Dan Thomas juga menjelaskan tentang sanksi bagi penyalahgunaan pita cukai berdasarkan UU No.39 tahun 2007 tentang cukai :

1. Pengusaha pabrik atau importir BKC yang melekatkan pita cukai pada BKC yang tidak sesuai dengan pita cukai yang wajib,yang menyebabkan kekurangan pembayaran cukai wajib melunasi cukainya dan di kenakan sanksi administrasi berupa denda paling sedikit 2 kali dan paling banyak 10 kali dari nilai cukai yang seharusnya,sesuai dengan pasal 29 ayat 2a.

2. Setiap orang yang menawarkan, menyerahkan, menjual atau menyediakan untuk di jual barang kena cukai yang tidak di kemas untuk penjualan eceran tidak dilekati pita cukai sesuai dengan pasal 54 di pidana penjara paling singkat 1 tahun paling lama 5 tahun dan denda 2-10 kali lipat nilai cukai.

3. Setiap orang yang menawarkan, menjual, atau menyerahkan pita cukai atau tanda pelunasan cukai lainnya kepada kepada yang tidak berhak atau membeli membeli, menerima atau menggunakan pita cukai atau tanda pelunasan yang bukan haknya akan di pidana dengan pidana penjara paling singkat 1 tahun dan paling lama 5 tahun dan denda sesuai dengan pasal 58.

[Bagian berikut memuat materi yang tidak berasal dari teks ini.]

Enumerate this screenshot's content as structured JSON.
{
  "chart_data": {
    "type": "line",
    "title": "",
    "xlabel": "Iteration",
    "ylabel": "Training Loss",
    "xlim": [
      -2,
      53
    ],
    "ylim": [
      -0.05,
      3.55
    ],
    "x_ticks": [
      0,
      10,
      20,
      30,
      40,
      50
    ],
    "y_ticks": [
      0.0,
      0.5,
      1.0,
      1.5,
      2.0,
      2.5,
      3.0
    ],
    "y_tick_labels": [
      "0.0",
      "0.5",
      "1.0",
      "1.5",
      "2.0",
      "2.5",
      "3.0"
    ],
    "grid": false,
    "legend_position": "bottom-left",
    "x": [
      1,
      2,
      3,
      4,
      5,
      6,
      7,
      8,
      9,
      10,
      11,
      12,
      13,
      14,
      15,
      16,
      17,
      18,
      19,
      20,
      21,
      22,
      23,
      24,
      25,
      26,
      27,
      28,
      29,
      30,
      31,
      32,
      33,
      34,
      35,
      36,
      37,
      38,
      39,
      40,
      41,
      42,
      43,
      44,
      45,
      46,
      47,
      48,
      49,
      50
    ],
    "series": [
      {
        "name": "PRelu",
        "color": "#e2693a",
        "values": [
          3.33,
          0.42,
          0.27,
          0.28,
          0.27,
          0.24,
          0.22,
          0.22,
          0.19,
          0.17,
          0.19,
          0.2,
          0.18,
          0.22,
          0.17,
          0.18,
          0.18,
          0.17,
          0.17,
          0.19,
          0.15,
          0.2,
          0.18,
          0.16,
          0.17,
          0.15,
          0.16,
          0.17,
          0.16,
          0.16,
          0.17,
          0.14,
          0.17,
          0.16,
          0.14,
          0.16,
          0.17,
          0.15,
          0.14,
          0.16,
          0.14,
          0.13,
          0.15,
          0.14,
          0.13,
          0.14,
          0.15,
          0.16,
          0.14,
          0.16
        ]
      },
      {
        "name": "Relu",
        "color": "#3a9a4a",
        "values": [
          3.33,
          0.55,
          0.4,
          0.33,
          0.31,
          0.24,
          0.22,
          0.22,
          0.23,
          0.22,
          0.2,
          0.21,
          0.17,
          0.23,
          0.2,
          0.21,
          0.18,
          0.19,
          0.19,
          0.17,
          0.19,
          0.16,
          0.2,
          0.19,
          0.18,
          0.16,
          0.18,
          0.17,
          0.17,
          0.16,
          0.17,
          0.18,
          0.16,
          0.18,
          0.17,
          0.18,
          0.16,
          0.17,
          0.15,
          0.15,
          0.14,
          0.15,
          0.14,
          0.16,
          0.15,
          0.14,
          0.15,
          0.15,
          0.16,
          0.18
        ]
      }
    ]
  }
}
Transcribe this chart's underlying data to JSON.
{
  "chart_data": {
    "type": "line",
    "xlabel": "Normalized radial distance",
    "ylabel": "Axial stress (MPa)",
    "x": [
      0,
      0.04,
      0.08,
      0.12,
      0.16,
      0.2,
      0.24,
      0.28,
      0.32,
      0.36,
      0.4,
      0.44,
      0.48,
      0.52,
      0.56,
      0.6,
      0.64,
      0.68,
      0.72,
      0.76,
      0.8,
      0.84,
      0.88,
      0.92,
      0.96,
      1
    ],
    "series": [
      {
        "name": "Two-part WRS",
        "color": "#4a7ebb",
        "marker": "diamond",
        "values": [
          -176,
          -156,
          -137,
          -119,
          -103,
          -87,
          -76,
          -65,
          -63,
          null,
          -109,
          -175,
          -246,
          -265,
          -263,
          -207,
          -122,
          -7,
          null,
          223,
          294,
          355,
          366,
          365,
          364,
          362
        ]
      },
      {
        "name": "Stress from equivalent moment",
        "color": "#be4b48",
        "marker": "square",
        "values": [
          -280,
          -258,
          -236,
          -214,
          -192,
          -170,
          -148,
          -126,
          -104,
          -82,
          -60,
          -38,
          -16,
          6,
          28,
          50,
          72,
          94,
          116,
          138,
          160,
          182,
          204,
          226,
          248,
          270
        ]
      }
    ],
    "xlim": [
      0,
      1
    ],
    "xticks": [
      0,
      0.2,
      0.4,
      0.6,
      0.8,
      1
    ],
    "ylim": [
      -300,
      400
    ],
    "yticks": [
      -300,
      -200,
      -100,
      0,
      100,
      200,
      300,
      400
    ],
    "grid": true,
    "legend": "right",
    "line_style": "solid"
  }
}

4. Setiap orang yang membuat secara melawan hukum, meniru atau memalsukan pita cukai atau tanda pelunasan cukai lainnya, dan membeli, menyimpan, menggunakan, menjual atau menawarkan, menyerahkan, menyediakan untuk di jual atau mengimpor pita cukai yang palsu atau di palsukan, dan mengimpor pita cukai yang sudah di pakai akan di pidana dengan pidana penjara dan denda sesuai dengan pasal 55.

Dalam hal ini Thomas meminta agar pers bisa memperkenalkan pita cukai 2020 ke publik melalui media masing-masing.

b

Sementara kepala Bea Cukai Bitung Agung Riandar Kurniawan, pada kesempatan itu, mengatakan agenda pertemuan dari kegiatan ini tidak lain bertujuan untuk membangun sinergi dan mempererat hubungan antara pihak bea cukai dan insan pers biro bitung.

"Saya berharap hubungan bea cukai dan insan wartawan yang ada di kota Bitung bisa terus terjalin dengan baik,dan sama sama,bahu membahu membangun Indonesia menjadi negara yang maju, khususnya kota Bitung," ujarnya

Agung juga menambahkan bahwa media mempunyai peran penting yang besar untuk pengembangan ekonomi khususnya di kota Bitung

"Kami mengharapkan masukan dan tanggapan strategis untuk meningkatkan ekonomi kota Bitung,untuk mencapai Indonesia maju kita harus berkolaborasi,agar apa yang kita impikan dapat tercapai", tambahnya.